Ó filho de Clinias, estás sem dúvida surpreso (thaumázein): veja que eu, que fui seu primeiro amante (protos erastés) permaneço sozinho, leal, depois que os outros te deixaram e tu te lembras como eles te importunaram com suas conversas, enquanto eu, durante tantos anos, não te dirigi mesmo uma palavra. A causa disto não era humana, mas alguma oposição daimoníaca (ouk anthrópeion, allá ti daimônion enantíoma), da qual aprenderás o poder (dynamin) mais tarde: porque agora ele não faz mais obstáculo, aqui estou eu; e tenho boa esperança de que no futuro, ele não me impeça mais. Durante este tempo, examinei (skópein) como te comportavas a respeito de teus amantes (erastas) e eis o que observei. Tão numerosos e confiantes que fossem, não há um que tua arrogância e desdém não tenha desprezado. A razão desta arrogância (hyperephania), quero te dizer: tu finges não precisar de ninguém; os meios de que dispões são tão grandes, que não tens necessidade de nada, começando pelo corpo e finalizando pela alma (apo toû sómatos archámena, teleutônta eis tèn psykhén) (103 a).

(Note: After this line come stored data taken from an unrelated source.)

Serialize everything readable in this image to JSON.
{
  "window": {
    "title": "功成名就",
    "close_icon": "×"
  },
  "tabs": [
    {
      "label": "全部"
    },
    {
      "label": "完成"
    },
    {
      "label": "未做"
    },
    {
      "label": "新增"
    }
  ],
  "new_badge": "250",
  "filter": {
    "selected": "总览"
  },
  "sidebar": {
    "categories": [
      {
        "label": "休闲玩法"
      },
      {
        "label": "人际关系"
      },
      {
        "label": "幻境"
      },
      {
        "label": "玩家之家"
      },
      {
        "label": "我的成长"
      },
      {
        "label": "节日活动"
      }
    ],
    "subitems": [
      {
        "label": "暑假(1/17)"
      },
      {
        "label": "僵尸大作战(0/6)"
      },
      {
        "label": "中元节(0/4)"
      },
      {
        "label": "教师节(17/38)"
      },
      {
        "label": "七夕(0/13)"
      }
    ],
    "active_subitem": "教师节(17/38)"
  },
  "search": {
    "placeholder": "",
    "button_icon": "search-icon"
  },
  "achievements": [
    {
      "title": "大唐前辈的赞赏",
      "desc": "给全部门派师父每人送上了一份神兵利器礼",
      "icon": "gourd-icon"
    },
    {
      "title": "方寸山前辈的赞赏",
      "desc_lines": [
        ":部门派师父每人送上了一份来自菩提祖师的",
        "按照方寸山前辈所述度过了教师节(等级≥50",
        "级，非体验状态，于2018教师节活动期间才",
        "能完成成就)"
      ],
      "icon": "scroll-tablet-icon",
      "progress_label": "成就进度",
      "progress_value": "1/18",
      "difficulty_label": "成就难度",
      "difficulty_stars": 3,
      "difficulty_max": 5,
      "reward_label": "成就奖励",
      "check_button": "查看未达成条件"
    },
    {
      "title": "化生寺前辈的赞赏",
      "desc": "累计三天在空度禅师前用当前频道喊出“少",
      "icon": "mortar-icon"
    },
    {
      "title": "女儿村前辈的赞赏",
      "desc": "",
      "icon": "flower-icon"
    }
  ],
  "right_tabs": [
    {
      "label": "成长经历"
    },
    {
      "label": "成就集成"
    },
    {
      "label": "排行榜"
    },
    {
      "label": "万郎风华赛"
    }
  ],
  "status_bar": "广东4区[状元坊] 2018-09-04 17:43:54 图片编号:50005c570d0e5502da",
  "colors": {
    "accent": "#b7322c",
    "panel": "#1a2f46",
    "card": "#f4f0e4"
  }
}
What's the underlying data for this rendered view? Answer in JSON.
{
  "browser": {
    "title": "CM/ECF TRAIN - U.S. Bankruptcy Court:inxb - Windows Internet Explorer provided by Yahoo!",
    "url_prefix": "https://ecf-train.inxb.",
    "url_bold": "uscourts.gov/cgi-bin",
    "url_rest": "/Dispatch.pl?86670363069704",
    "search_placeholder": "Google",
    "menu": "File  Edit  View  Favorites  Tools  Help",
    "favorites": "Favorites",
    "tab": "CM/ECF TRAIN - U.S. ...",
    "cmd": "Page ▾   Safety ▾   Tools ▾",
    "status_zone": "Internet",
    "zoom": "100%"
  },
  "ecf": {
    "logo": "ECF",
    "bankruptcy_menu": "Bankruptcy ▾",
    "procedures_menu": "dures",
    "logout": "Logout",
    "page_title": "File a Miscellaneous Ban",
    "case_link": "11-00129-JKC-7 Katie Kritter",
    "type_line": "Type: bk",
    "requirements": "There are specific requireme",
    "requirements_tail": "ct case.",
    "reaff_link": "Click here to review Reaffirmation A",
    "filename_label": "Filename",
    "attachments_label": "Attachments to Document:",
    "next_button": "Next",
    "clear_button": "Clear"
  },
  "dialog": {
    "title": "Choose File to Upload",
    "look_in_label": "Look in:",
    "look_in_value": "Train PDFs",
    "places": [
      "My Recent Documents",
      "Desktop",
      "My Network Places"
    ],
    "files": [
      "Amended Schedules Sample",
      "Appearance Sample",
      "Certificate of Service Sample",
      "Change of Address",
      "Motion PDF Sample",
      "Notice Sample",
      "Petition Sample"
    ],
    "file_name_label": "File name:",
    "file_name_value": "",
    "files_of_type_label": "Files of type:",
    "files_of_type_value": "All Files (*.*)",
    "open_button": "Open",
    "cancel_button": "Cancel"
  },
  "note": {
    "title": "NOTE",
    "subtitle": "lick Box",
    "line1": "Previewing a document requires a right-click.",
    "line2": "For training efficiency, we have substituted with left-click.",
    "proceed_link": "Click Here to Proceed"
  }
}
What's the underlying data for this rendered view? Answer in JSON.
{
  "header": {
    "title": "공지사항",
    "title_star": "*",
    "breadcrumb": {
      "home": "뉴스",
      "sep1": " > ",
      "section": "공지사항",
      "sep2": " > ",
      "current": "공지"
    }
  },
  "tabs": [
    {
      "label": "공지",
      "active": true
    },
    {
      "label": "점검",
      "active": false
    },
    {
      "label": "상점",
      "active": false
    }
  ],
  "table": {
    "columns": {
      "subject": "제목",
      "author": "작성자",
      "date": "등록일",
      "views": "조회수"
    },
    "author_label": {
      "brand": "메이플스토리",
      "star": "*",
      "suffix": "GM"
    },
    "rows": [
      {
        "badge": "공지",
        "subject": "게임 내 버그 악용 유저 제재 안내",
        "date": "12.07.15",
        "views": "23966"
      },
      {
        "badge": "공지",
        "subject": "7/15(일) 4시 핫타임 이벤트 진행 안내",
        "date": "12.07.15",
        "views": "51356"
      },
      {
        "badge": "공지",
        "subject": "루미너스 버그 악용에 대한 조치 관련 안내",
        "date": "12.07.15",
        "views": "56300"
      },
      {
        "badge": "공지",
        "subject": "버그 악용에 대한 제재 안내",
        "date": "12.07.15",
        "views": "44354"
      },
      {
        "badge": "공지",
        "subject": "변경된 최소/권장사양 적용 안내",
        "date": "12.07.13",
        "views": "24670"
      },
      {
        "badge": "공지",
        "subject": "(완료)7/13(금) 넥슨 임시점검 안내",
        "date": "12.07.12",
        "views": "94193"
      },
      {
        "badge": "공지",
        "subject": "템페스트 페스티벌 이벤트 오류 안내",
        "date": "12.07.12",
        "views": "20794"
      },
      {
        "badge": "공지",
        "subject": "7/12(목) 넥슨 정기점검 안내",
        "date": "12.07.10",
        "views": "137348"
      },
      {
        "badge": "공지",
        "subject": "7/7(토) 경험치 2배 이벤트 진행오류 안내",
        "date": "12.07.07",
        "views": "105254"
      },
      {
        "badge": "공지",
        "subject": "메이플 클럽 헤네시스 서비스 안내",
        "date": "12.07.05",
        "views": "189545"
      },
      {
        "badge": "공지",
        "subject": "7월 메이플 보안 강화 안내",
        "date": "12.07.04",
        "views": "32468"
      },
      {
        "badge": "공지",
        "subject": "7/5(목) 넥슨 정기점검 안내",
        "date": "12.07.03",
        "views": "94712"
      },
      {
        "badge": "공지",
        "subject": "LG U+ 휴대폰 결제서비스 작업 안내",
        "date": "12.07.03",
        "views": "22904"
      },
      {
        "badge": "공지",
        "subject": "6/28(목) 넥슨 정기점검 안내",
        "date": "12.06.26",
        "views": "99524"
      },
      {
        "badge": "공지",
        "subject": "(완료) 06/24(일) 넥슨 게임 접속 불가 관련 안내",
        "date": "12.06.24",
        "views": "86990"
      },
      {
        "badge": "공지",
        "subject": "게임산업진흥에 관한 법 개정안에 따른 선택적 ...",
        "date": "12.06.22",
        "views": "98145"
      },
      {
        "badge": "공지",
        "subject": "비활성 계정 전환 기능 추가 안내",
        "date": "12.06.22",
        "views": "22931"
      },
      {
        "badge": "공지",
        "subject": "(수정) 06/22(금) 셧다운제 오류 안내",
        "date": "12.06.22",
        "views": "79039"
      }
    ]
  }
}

103 A educação erótica era uma instituição grega, e consistia na relação entre dois homens, um mais velho (erasta) e

outro mais jovem (erômeno) que concede seus favores ao erasta em troca de educação que lhe traga sabedoria (sophós) e bem (agathós). Alcibíades teve muitos amantes, mas isto não lhe proveu uma boa educação (103a-104 c). Veja-se CROISET, Maurice. Notice. In: PLATON Alcibiade. Texte établi et traduit par Maurice Croiset. Introduction de Marie-Laurence Desclos, texte bílingue grecque-français. Paris: Les Belles Lettres, 2002. p. 2.

104 Remissões explícitas a éros em 104c, 104 e 105 a e 135 d e. A erótika tem muita importância na filosofia

platônica e sua importância pedagógica está descrita em detalhes em PLATÃO. Symphosium. Arckhaia Ellenike Grammateia. Atenas: Kactus Editions Odysseas Hatzopoulos & Co., 1993. (Oxford Classical Texts).

105

Trata-se de um “preâmbulo espiritual”, conforme CROISET, Maurice. Notice. In: PLATON Alcibiade. Texte établi et traduit par Maurice Croiset. Introduction de Marie-Laurence Desclos, texte bílingue grecque-français. Paris: Les Belles Lettres, 2002. p. 3.

Alcibíades se acha “muito belo e muito importante” (kallistós tè kai mégistos), o que fez com que desprezasse vários amantes; as qualidades que acredita possuir o tornam autossuficente, do corpo à alma. Sócrates por contraste, apontará as limitações e as falhas da educação de Alcibíades, abordando critérios que colocarão em cheque suas ambições e evidenciarão qualidades até então desconhecidas. Por intermédio de Sócrates, Platão apresenta o elenkhos, método de refutação e indução, a arte (tekhné) de perguntar e responder, que constitui uma das etapas do que ficou conhecido como maiêutica socrática106.